Alguns valores não se tornam obsoletos com o passar do tempo. São pilares civilizatórios. Questões ligadas à ética e à moral foram limadas por uma sucessão de erros e acertos e atravessaram os séculos. Noções como justiça, igualdade e compaixão, passaram por um lento processo de construção no imaginário de cada um. Historicamente, começamos a dominar a terra valendo-nos mais dos instintos do que da razão. Nos primórdios havia a premente necessidade de sobrevivência em um mundo completamente hostil.

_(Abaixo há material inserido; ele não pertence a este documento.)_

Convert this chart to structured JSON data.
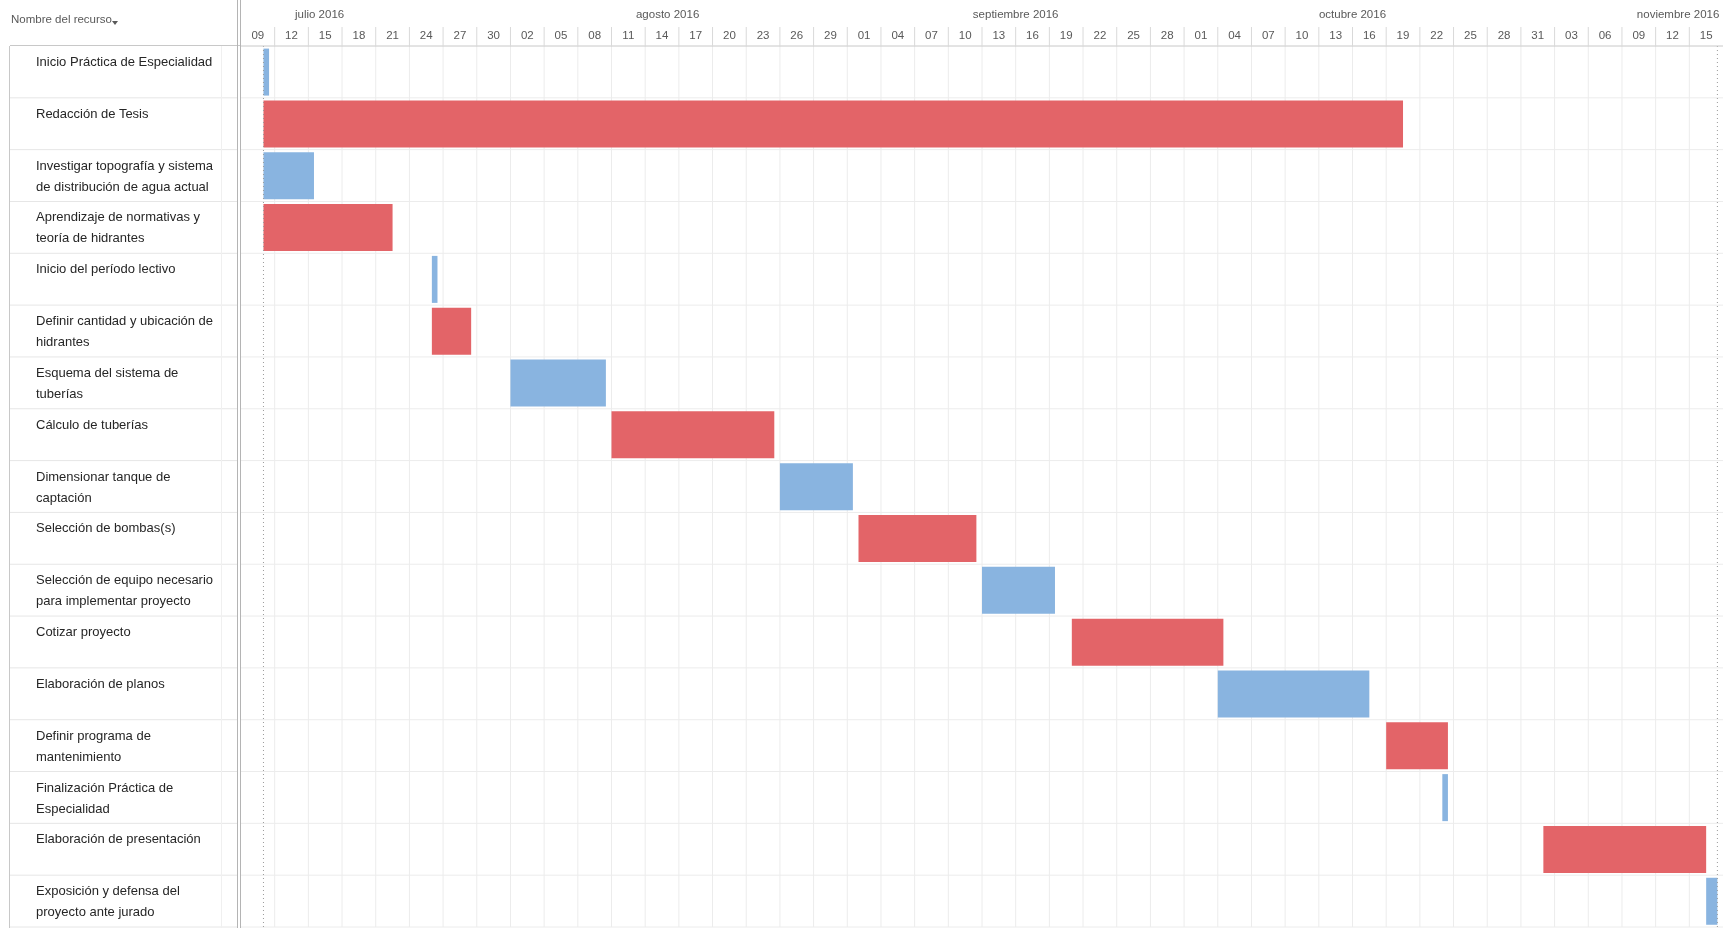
{
  "chart_data": {
    "type": "bar",
    "orientation": "horizontal",
    "ylabel": "Nombre del recurso",
    "categories": [
      "Inicio Práctica de Especialidad",
      "Redacción de Tesis",
      "Investigar topografía y sistema de distribución de agua actual",
      "Aprendizaje de normativas y teoría de hidrantes",
      "Inicio del período lectivo",
      "Definir cantidad y ubicación de hidrantes",
      "Esquema del sistema de tuberías",
      "Cálculo de tuberías",
      "Dimensionar tanque de captación",
      "Selección de bombas(s)",
      "Selección de equipo necesario para implementar proyecto",
      "Cotizar proyecto",
      "Elaboración de planos",
      "Definir programa de mantenimiento",
      "Finalización Práctica de Especialidad",
      "Elaboración de presentación",
      "Exposición y defensa del proyecto ante jurado"
    ],
    "base": [
      16993,
      16993,
      16993,
      16993,
      17008,
      17008,
      17015,
      17024,
      17039,
      17046,
      17057,
      17065,
      17078,
      17093,
      17098,
      17107,
      17121.5
    ],
    "values": [
      0.5,
      101.5,
      4.5,
      11.5,
      0.5,
      3.5,
      8.5,
      14.5,
      6.5,
      10.5,
      6.5,
      13.5,
      13.5,
      5.5,
      0.5,
      14.5,
      1
    ],
    "colors": [
      "#89b4e0",
      "#e36468",
      "#89b4e0",
      "#e36468",
      "#89b4e0",
      "#e36468",
      "#89b4e0",
      "#e36468",
      "#89b4e0",
      "#e36468",
      "#89b4e0",
      "#e36468",
      "#89b4e0",
      "#e36468",
      "#89b4e0",
      "#e36468",
      "#89b4e0"
    ],
    "xlim": [
      "2016-07-09",
      "2016-11-18"
    ],
    "xticks": [
      {
        "value": "2016-07-10T12:00",
        "label": "09"
      },
      {
        "value": "2016-07-12",
        "label": null
      },
      {
        "value": "2016-07-13T12:00",
        "label": "12"
      },
      {
        "value": "2016-07-15",
        "label": null
      },
      {
        "value": "2016-07-16T12:00",
        "label": "15"
      },
      {
        "value": "2016-07-18",
        "label": null
      },
      {
        "value": "2016-07-19T12:00",
        "label": "18"
      },
      {
        "value": "2016-07-21",
        "label": null
      },
      {
        "value": "2016-07-22T12:00",
        "label": "21"
      },
      {
        "value": "2016-07-24",
        "label": null
      },
      {
        "value": "2016-07-25T12:00",
        "label": "24"
      },
      {
        "value": "2016-07-27",
        "label": null
      },
      {
        "value": "2016-07-28T12:00",
        "label": "27"
      },
      {
        "value": "2016-07-30",
        "label": null
      },
      {
        "value": "2016-07-31T12:00",
        "label": "30"
      },
      {
        "value": "2016-08-02",
        "label": null
      },
      {
        "value": "2016-08-03T12:00",
        "label": "02"
      },
      {
        "value": "2016-08-05",
        "label": null
      },
      {
        "value": "2016-08-06T12:00",
        "label": "05"
      },
      {
        "value": "2016-08-08",
        "label": null
      },
      {
        "value": "2016-08-09T12:00",
        "label": "08"
      },
      {
        "value": "2016-08-11",
        "label": null
      },
      {
        "value": "2016-08-12T12:00",
        "label": "11"
      },
      {
        "value": "2016-08-14",
        "label": null
      },
      {
        "value": "2016-08-15T12:00",
        "label": "14"
      },
      {
        "value": "2016-08-17",
        "label": null
      },
      {
        "value": "2016-08-18T12:00",
        "label": "17"
      },
      {
        "value": "2016-08-20",
        "label": null
      },
      {
        "value": "2016-08-21T12:00",
        "label": "20"
      },
      {
        "value": "2016-08-23",
        "label": null
      },
      {
        "value": "2016-08-24T12:00",
        "label": "23"
      },
      {
        "value": "2016-08-26",
        "label": null
      },
      {
        "value": "2016-08-27T12:00",
        "label": "26"
      },
      {
        "value": "2016-08-29",
        "label": null
      },
      {
        "value": "2016-08-30T12:00",
        "label": "29"
      },
      {
        "value": "2016-09-01",
        "label": null
      },
      {
        "value": "2016-09-02T12:00",
        "label": "01"
      },
      {
        "value": "2016-09-04",
        "label": null
      },
      {
        "value": "2016-09-05T12:00",
        "label": "04"
      },
      {
        "value": "2016-09-07",
        "label": null
      },
      {
        "value": "2016-09-08T12:00",
        "label": "07"
      },
      {
        "value": "2016-09-10",
        "label": null
      },
      {
        "value": "2016-09-11T12:00",
        "label": "10"
      },
      {
        "value": "2016-09-13",
        "label": null
      },
      {
        "value": "2016-09-14T12:00",
        "label": "13"
      },
      {
        "value": "2016-09-16",
        "label": null
      },
      {
        "value": "2016-09-17T12:00",
        "label": "16"
      },
      {
        "value": "2016-09-19",
        "label": null
      },
      {
        "value": "2016-09-20T12:00",
        "label": "19"
      },
      {
        "value": "2016-09-22",
        "label": null
      },
      {
        "value": "2016-09-23T12:00",
        "label": "22"
      },
      {
        "value": "2016-09-25",
        "label": null
      },
      {
        "value": "2016-09-26T12:00",
        "label": "25"
      },
      {
        "value": "2016-09-28",
        "label": null
      },
      {
        "value": "2016-09-29T12:00",
        "label": "28"
      },
      {
        "value": "2016-10-01",
        "label": null
      },
      {
        "value": "2016-10-02T12:00",
        "label": "01"
      },
      {
        "value": "2016-10-04",
        "label": null
      },
      {
        "value": "2016-10-05T12:00",
        "label": "04"
      },
      {
        "value": "2016-10-07",
        "label": null
      },
      {
        "value": "2016-10-08T12:00",
        "label": "07"
      },
      {
        "value": "2016-10-10",
        "label": null
      },
      {
        "value": "2016-10-11T12:00",
        "label": "10"
      },
      {
        "value": "2016-10-13",
        "label": null
      },
      {
        "value": "2016-10-14T12:00",
        "label": "13"
      },
      {
        "value": "2016-10-16",
        "label": null
      },
      {
        "value": "2016-10-17T12:00",
        "label": "16"
      },
      {
        "value": "2016-10-19",
        "label": null
      },
      {
        "value": "2016-10-20T12:00",
        "label": "19"
      },
      {
        "value": "2016-10-22",
        "label": null
      },
      {
        "value": "2016-10-23T12:00",
        "label": "22"
      },
      {
        "value": "2016-10-25",
        "label": null
      },
      {
        "value": "2016-10-26T12:00",
        "label": "25"
      },
      {
        "value": "2016-10-28",
        "label": null
      },
      {
        "value": "2016-10-29T12:00",
        "label": "28"
      },
      {
        "value": "2016-10-31",
        "label": null
      },
      {
        "value": "2016-11-01T12:00",
        "label": "31"
      },
      {
        "value": "2016-11-03",
        "label": null
      },
      {
        "value": "2016-11-04T12:00",
        "label": "03"
      },
      {
        "value": "2016-11-06",
        "label": null
      },
      {
        "value": "2016-11-07T12:00",
        "label": "06"
      },
      {
        "value": "2016-11-09",
        "label": null
      },
      {
        "value": "2016-11-10T12:00",
        "label": "09"
      },
      {
        "value": "2016-11-12",
        "label": null
      },
      {
        "value": "2016-11-13T12:00",
        "label": "12"
      },
      {
        "value": "2016-11-15",
        "label": null
      },
      {
        "value": "2016-11-16T12:00",
        "label": "15"
      }
    ],
    "x2lim": [
      "2016-07-09",
      "2016-11-18"
    ],
    "x2ticks": [
      {
        "value": "2016-07-16",
        "label": "julio 2016"
      },
      {
        "value": "2016-08-16",
        "label": "agosto 2016"
      },
      {
        "value": "2016-09-16",
        "label": "septiembre 2016"
      },
      {
        "value": "2016-10-16",
        "label": "octubre 2016"
      },
      {
        "value": "2016-11-14",
        "label": "noviembre 2016"
      }
    ],
    "grid": true,
    "ref_lines": [
      {
        "axis": "x",
        "value": "2016-07-11",
        "line_style": "dotted",
        "color": "#9a9a9a"
      },
      {
        "axis": "x",
        "value": "2016-11-17T12:00",
        "line_style": "dotted",
        "color": "#9a9a9a"
      }
    ]
  }
}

A criação de leis, possibilitando a manutenção da ordem como a conhecemos hoje, permite-nos uma convivência relativamente pacífica. Por outro lado, a religião instituiu mandamentos e interditos aos quais nos submetemos em maior ou menor grau. Em várias épocas, guerras romperam o frágil equilíbrio onde se ancora a nossa humanidade. Competitivos e vorazes na ocupação do espaço, nem sempre respeitamos os limites estabelecidos. Porém, em diferentes escalas, precisamos dessas referências para manter a ordem e a convivência pacífica. Muitas vezes, a tradição é invocada para justificar atos de barbárie (touradas, farra do boi, etc.), mas serve também para refrear impulsos inclinados ao mal. Neste caso, o medo pode nos salvar.
Observo, com certa preocupação, uma tendência de relativizar o que até então era considerado inquestionável. Isto pode ter seu lado positivo, mas abre uma brecha perigosa. Se nada mais recebe a chancela do sagrado, por exemplo, tudo passa a ser válido numa terra em que impera unicamente a vontade própria, distanciada do coletivo. A imersão vertiginosa nas plataformas digitais está acelerando essa tendência. Em seu mais recente livro, Sonho Manifesto, o neurocientista Sidarta Ribeiro enfatiza a urgência de meditar sobre o caminho escolhido por nós. Segundo ele, precisamos ter uma visão apocalíptica, mas esperançosa. Reconhecermo-nos como predadores. Entretanto, a ampliação da consciência, através de uma teia de boas ações, pode evitar a destruição do planeta. Todo seu discurso é atravessado pela necessidade de voltarmos a uma ancestralidade que parecemos estar descartando. As narrativas individuais propõem-se solucionar todas as indagações. O novo oráculo vem na forma de pixels.
A evolução se dá quando sobrepomos outras ideias a um universo sedimentado e que, em seus aspectos positivos e negativos, nos conduziu até aqui. Negar isso é apagar o passado, pois faz parte do nosso DNA como espécie. Centenas de informações nos chegam todos os dias. Somos seres repletos de dados e de ansiedade. Parar, eis um passo necessário para dar continuidade à vida como a conhecemos. Talvez disso dependa a perpetuação da nossa raça. Precisamos beber em fontes antigas, sem recusar o contemporâneo. Encharcar-se do conhecimento legado, absorvendo com interesse o que está nascendo.